Das Faktum, dass der Papst nicht nur das zeitliche Oberhaupt der katholischen Kirche, sondern auch der regierende Fürst des Kirchenstaats war, drückt sich in einem besonderen Interesse an den Angelegenheiten der anderen italienischen Staaten aus. Vieles erfährt man auch über die persönlichen Konstellationen und Parteiungen am Kaiserhof, deren Kenntnis für die Römische Kurie von größter Bedeutung war, um in Wien die eigenen Projekte vorantreiben zu können. Aber auch römische Ereignisse werden berührt, wie die Affäre Galileo Galilei (zum Beispiel 165).

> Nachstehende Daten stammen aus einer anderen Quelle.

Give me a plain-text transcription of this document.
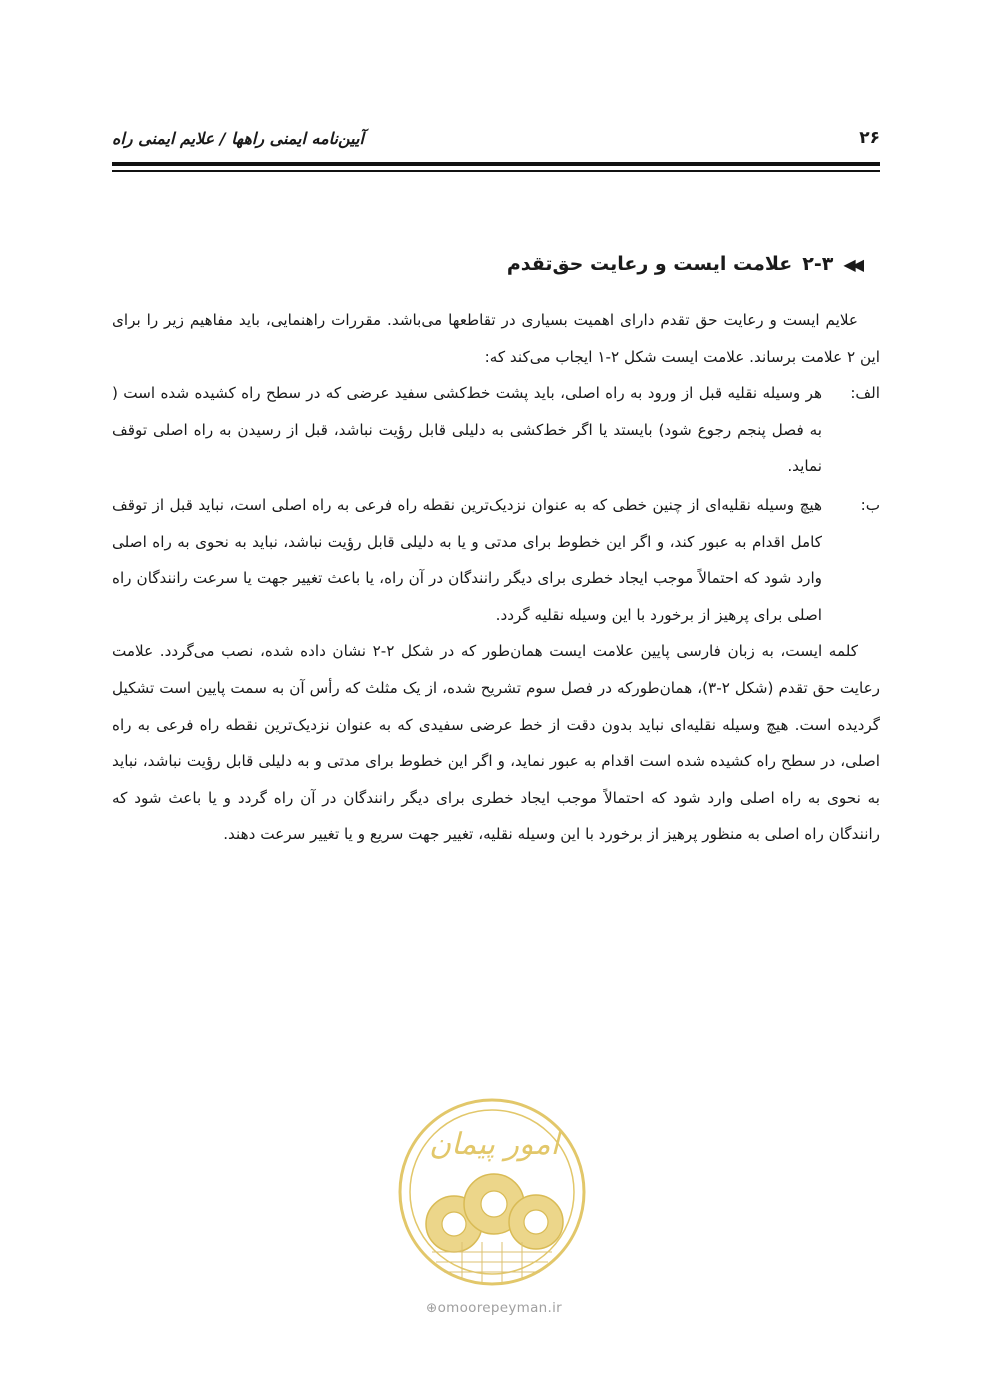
۲۶
آیین‌نامه ایمنی راهها / علایم ایمنی راه
◀◀
۲-۳
علامت ایست و رعایت حق‌تقدم

علایم ایست و رعایت حق تقدم دارای اهمیت بسیاری در تقاطعها می‌باشد. مقررات راهنمایی، باید مفاهیم زیر را برای این ۲ علامت برساند. علامت ایست شکل ۲-۱ ایجاب می‌کند که:

الف:
هر وسیله نقلیه قبل از ورود به راه اصلی، باید پشت خط‌کشی سفید عرضی که در سطح راه کشیده شده است ( به فصل پنجم رجوع شود) بایستد یا اگر خط‌کشی به دلیلی قابل رؤیت نباشد، قبل از رسیدن به راه اصلی توقف نماید.
ب:
هیچ وسیله نقلیه‌ای از چنین خطی که به عنوان نزدیک‌ترین نقطه راه فرعی به راه اصلی است، نباید قبل از توقف کامل اقدام به عبور کند، و اگر این خطوط برای مدتی و یا به دلیلی قابل رؤیت نباشد، نباید به نحوی به راه اصلی وارد شود که احتمالاً موجب ایجاد خطری برای دیگر رانندگان در آن راه، یا باعث تغییر جهت یا سرعت رانندگان راه اصلی برای پرهیز از برخورد با این وسیله نقلیه گردد.

کلمه ایست، به زبان فارسی پایین علامت ایست همان‌طور که در شکل ۲-۲ نشان داده شده، نصب می‌گردد. علامت رعایت حق تقدم (شکل ۲-۳)، همان‌طورکه در فصل سوم تشریح شده، از یک مثلث که رأس آن به سمت پایین است تشکیل گردیده است. هیچ وسیله نقلیه‌ای نباید بدون دقت از خط عرضی سفیدی که به عنوان نزدیک‌ترین نقطه راه فرعی به راه اصلی، در سطح راه کشیده شده است اقدام به عبور نماید، و اگر این خطوط برای مدتی و به دلیلی قابل رؤیت نباشد، نباید به نحوی به راه اصلی وارد شود که احتمالاً موجب ایجاد خطری برای دیگر رانندگان در آن راه گردد و یا باعث شود که رانندگان راه اصلی به منظور پرهیز از برخورد با این وسیله نقلیه، تغییر جهت سریع و یا تغییر سرعت دهند.

امور پیمان
⊕omoorepeyman.ir
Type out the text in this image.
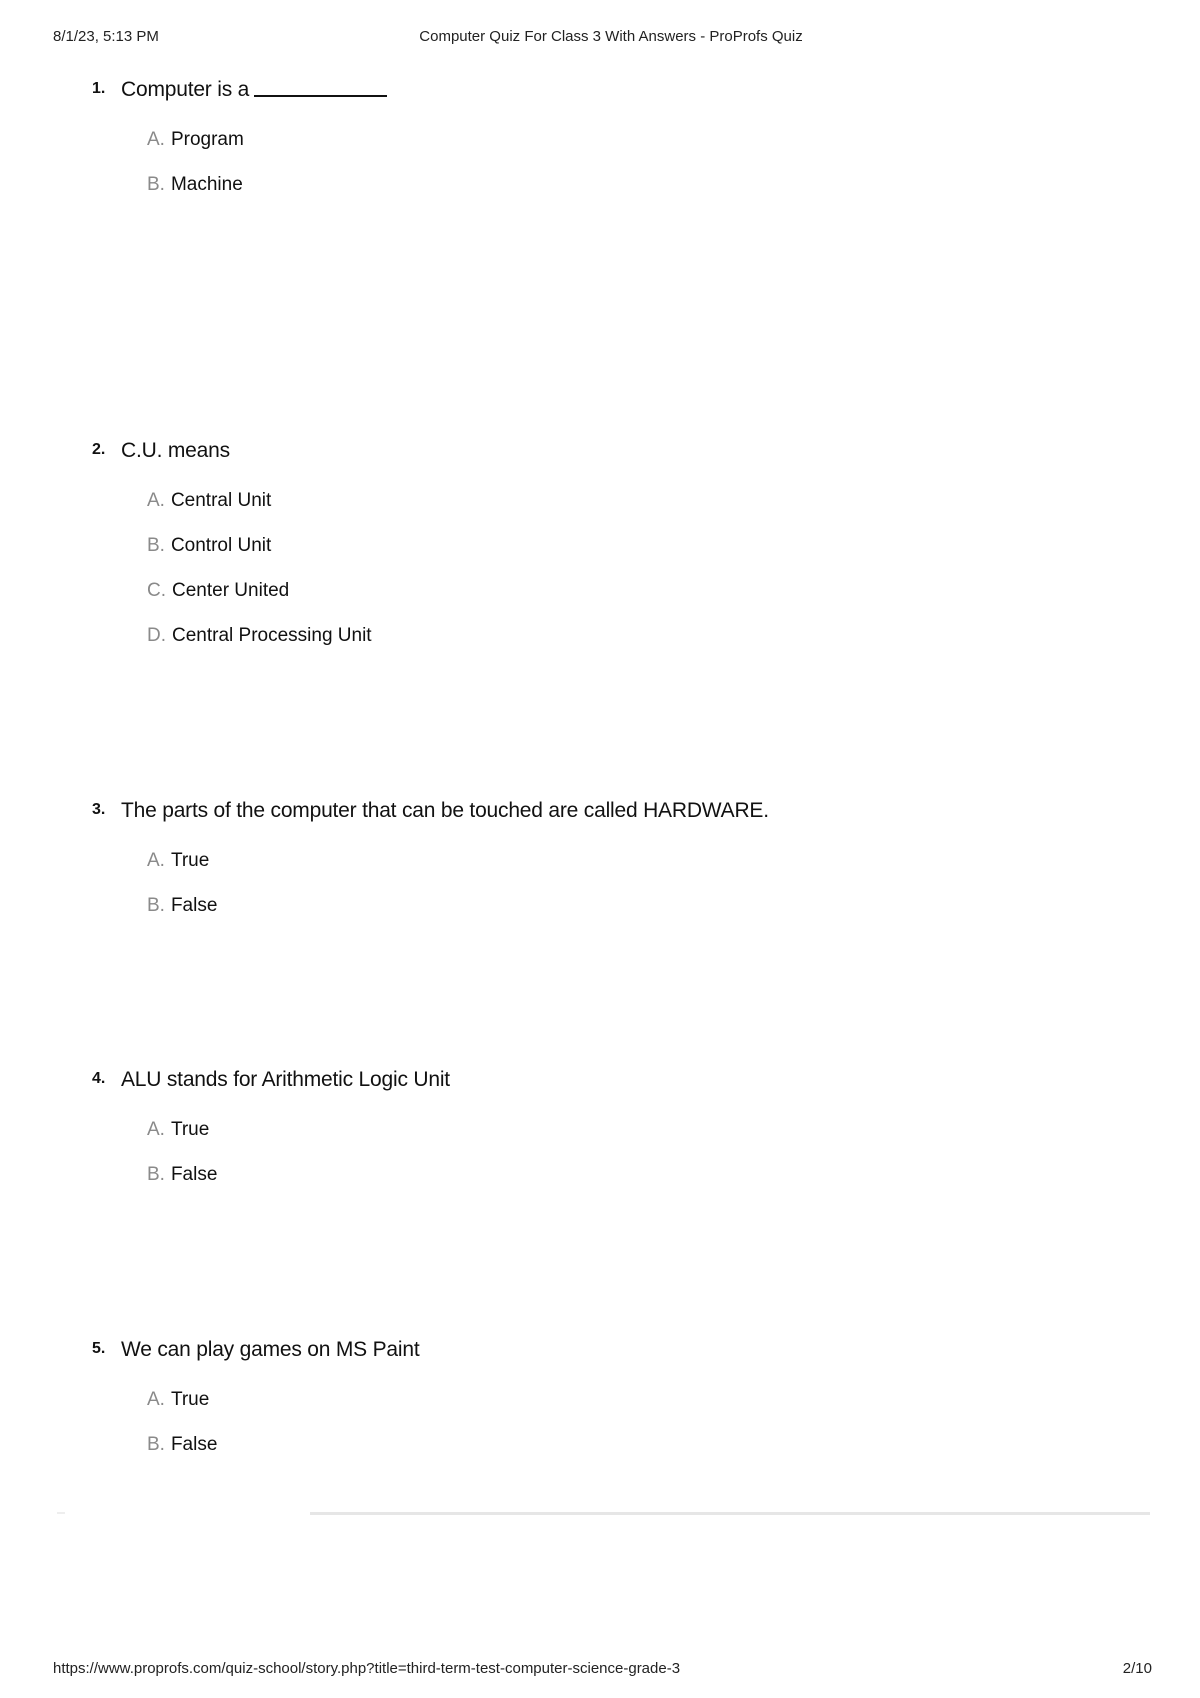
8/1/23, 5:13 PM	Computer Quiz For Class 3 With Answers - ProProfs Quiz
1. Computer is a
A. Program
B. Machine
2. C.U. means
A. Central Unit
B. Control Unit
C. Center United
D. Central Processing Unit
3. The parts of the computer that can be touched are called HARDWARE.
A. True
B. False
4. ALU stands for Arithmetic Logic Unit
A. True
B. False
5. We can play games on MS Paint
A. True
B. False
https://www.proprofs.com/quiz-school/story.php?title=third-term-test-computer-science-grade-3	2/10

Es dürfte deutlich geworden sein, dass die hier publizierten Korrespondenzen einen Quellenbestand zugänglich machen, der für unterschiedlichste Forschungsfragen mit großem Gewinn nutzbar zu machen ist. Denn auch noch im 17. Jahrhundert war der päpstliche diplomatische Apparat einer der am weitesten verzweigten, am intensivsten vernetzten und am besten informierten im katholischen Europa. Der Wert der Edition wird durch die Regesten, den sorgfältig erstellten kritischen Apparat, das Personen-, Orts- und Sachregister sowie das Quellen- und Literaturverzeichnis erhöht. Dem Band ist eine intensive Nutzung in Forschung und Lehre zu wünschen.
Anmerkung:
[1] Für die 2. Abteilung, die die Jahre 1560 bis 1572 abdeckt, war die Historische Kommission der Österreichischen Akademie der Wissenschaften zuständig.